Hydrogen and oxygen, for example, trapped inside diamonds from a layer 410 to 660 kilomet1ers below Earth's surface, reveal the subterranean existence of oceans' worth of H2O – far more in mass than all the water in every ocean in the surface world.

This massive amount of water may have been brought to Deep Earth from the surface by the movement of the great continental and oceanic plates which, as they separate and move, collide with one another and overlap. This subduction of slabs also buries carbon from the surface back into the depths, a process fundamental to Earth's natural carbon balance, and therefore to life.

Knowledge of Deep Earth's water content is critical to understanding the diversity and melting behaviors of materials at the planet's different depths, the creation and flows of hydrocarbons (e.g. petroleum and natural gas) and other materials, as well as the planet's deep subterranean electrical conductivity.

By dating the pristine fragments of material trapped inside other super-deep diamond "inclusions," DCO researchers could put an approximate time stamp on the start of plate tectonics – "one of the planet's greatest innovations," in the words of DCO Executive Director Robert Hazen of the Carnegie Institution for Science. It started roughly 3 billion years ago, when the Earth was a mere 1.5 billion years old.

Diamond research accelerated dramatically thanks to the creation of DCO's global network of researchers and led to some of the program's most intriguing discoveries and achievements.

Diamonds from the deepest depths, often small with poor clarity, are not generally used as gemstones by Tiffany's but are amazingly complex, robust and priceless in research.
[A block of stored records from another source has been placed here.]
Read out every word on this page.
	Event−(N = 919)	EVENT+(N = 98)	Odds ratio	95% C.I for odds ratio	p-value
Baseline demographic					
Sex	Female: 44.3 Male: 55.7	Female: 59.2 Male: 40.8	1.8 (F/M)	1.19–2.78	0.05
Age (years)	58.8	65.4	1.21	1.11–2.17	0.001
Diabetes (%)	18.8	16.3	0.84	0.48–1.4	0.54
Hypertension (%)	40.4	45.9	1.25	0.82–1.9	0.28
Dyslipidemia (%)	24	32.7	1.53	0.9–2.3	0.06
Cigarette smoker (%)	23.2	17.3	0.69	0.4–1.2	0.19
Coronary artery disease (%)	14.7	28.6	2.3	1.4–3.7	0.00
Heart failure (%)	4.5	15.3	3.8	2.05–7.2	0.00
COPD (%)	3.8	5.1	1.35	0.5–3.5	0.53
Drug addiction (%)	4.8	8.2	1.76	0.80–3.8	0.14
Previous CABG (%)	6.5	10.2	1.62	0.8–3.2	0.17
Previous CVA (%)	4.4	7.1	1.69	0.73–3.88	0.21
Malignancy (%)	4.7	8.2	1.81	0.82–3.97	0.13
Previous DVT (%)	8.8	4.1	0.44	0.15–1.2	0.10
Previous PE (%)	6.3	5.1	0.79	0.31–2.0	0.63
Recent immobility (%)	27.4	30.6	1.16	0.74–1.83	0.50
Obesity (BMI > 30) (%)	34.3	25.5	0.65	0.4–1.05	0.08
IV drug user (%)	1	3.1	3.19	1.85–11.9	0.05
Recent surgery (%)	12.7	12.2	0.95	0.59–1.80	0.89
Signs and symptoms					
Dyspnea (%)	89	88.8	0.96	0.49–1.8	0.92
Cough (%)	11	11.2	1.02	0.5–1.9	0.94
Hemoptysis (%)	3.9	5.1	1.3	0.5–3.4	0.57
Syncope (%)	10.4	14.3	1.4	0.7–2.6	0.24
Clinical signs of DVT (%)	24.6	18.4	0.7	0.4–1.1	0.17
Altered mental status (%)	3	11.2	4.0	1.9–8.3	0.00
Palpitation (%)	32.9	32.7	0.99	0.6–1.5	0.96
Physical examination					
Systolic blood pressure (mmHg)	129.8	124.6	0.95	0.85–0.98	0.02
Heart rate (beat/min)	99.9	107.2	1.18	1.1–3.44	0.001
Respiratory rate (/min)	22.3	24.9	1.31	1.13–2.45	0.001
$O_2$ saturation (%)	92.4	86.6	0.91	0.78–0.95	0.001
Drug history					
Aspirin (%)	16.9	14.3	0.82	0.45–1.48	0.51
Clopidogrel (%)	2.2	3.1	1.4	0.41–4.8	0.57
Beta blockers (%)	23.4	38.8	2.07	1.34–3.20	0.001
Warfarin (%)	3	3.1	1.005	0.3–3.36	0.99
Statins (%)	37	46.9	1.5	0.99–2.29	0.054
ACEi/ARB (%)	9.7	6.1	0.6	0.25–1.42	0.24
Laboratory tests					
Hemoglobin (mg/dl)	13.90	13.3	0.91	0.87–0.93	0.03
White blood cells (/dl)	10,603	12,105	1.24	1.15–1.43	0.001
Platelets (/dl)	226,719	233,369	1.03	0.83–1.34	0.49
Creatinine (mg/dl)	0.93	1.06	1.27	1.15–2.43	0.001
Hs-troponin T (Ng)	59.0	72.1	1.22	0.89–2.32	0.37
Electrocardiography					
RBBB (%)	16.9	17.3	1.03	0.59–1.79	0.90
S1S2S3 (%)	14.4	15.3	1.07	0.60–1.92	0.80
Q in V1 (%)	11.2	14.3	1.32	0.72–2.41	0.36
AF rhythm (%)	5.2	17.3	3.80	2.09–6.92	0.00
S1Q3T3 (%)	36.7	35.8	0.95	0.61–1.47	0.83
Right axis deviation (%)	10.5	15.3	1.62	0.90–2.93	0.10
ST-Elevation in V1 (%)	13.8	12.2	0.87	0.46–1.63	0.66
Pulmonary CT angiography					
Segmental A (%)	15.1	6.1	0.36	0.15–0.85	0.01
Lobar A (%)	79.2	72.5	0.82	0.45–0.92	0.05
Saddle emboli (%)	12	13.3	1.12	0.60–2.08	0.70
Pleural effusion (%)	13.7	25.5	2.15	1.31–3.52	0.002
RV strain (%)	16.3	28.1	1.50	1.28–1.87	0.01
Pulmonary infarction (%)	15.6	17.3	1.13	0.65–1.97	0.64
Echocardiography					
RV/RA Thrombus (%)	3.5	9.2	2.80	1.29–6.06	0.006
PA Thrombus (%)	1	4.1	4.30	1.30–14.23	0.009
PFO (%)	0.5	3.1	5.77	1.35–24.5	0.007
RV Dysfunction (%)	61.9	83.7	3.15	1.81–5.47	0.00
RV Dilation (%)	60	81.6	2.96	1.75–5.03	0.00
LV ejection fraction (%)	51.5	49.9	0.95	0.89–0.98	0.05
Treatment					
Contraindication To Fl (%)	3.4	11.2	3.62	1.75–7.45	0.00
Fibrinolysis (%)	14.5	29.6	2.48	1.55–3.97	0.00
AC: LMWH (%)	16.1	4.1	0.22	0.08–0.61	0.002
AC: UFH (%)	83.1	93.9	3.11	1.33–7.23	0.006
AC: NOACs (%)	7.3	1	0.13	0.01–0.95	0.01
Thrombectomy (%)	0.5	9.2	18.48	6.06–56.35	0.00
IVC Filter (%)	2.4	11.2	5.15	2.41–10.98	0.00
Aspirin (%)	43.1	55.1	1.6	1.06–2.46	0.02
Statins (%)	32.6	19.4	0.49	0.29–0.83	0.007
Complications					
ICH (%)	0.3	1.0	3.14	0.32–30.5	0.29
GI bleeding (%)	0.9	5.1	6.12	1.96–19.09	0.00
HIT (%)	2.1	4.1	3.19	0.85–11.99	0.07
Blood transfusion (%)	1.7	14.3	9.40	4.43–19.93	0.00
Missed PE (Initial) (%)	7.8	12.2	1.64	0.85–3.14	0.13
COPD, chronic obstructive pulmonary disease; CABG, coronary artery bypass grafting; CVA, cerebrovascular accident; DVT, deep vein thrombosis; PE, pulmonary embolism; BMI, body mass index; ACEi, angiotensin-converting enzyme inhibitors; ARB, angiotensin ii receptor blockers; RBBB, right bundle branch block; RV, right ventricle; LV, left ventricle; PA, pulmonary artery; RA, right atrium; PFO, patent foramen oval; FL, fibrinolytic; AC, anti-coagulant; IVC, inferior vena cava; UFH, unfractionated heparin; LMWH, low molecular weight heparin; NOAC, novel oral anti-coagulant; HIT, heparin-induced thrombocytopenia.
Inclusions offered DCO scientists samples of minerals that exist only at extreme high subterranean pressure, and suggested three ways in which diamonds form.

While as many as 90% of analyzed diamonds were composed of carbon scientists expected in the mantle, some "relatively young" diamonds (up to a few hundred million years old) appear to include carbon from once-living sources; in other words, they are made of carbon returned to Deep Earth from the surface world.

Diamonds also revealed unambiguous evidence that some hydrocarbons form hundreds of miles down, well beyond the realm of living cells: abiotic energy.

Unravelling the mystery of deep abiotic methane and other energy sources helps explain how deep life in the form of microbes and bacteria is nourished, and fuels the proposition that life first originated and evolved far below (rather than migrating down from) the surface world.

Diamonds also enabled DCO scientists to simulate the extreme conditions of Earth's interior.

DCO's Extreme Physics and Chemistry community scientists used diamond anvil cells – a tool that can squeeze a sample tremendously between the tips of two diamonds, coupled with lasers that heat the compressed crystals – to simulate deep Earth's almost unimaginable extreme temperatures and pressures.

Using a variety of advanced techniques, they analyzed the compressed samples, identified 100 new carbon-bearing crystal structures and documented their intriguing properties and behaviors.

The work provided insights into how carbon atoms in Deep Earth "find one another," aggregate, and assemble to form diamonds and other material.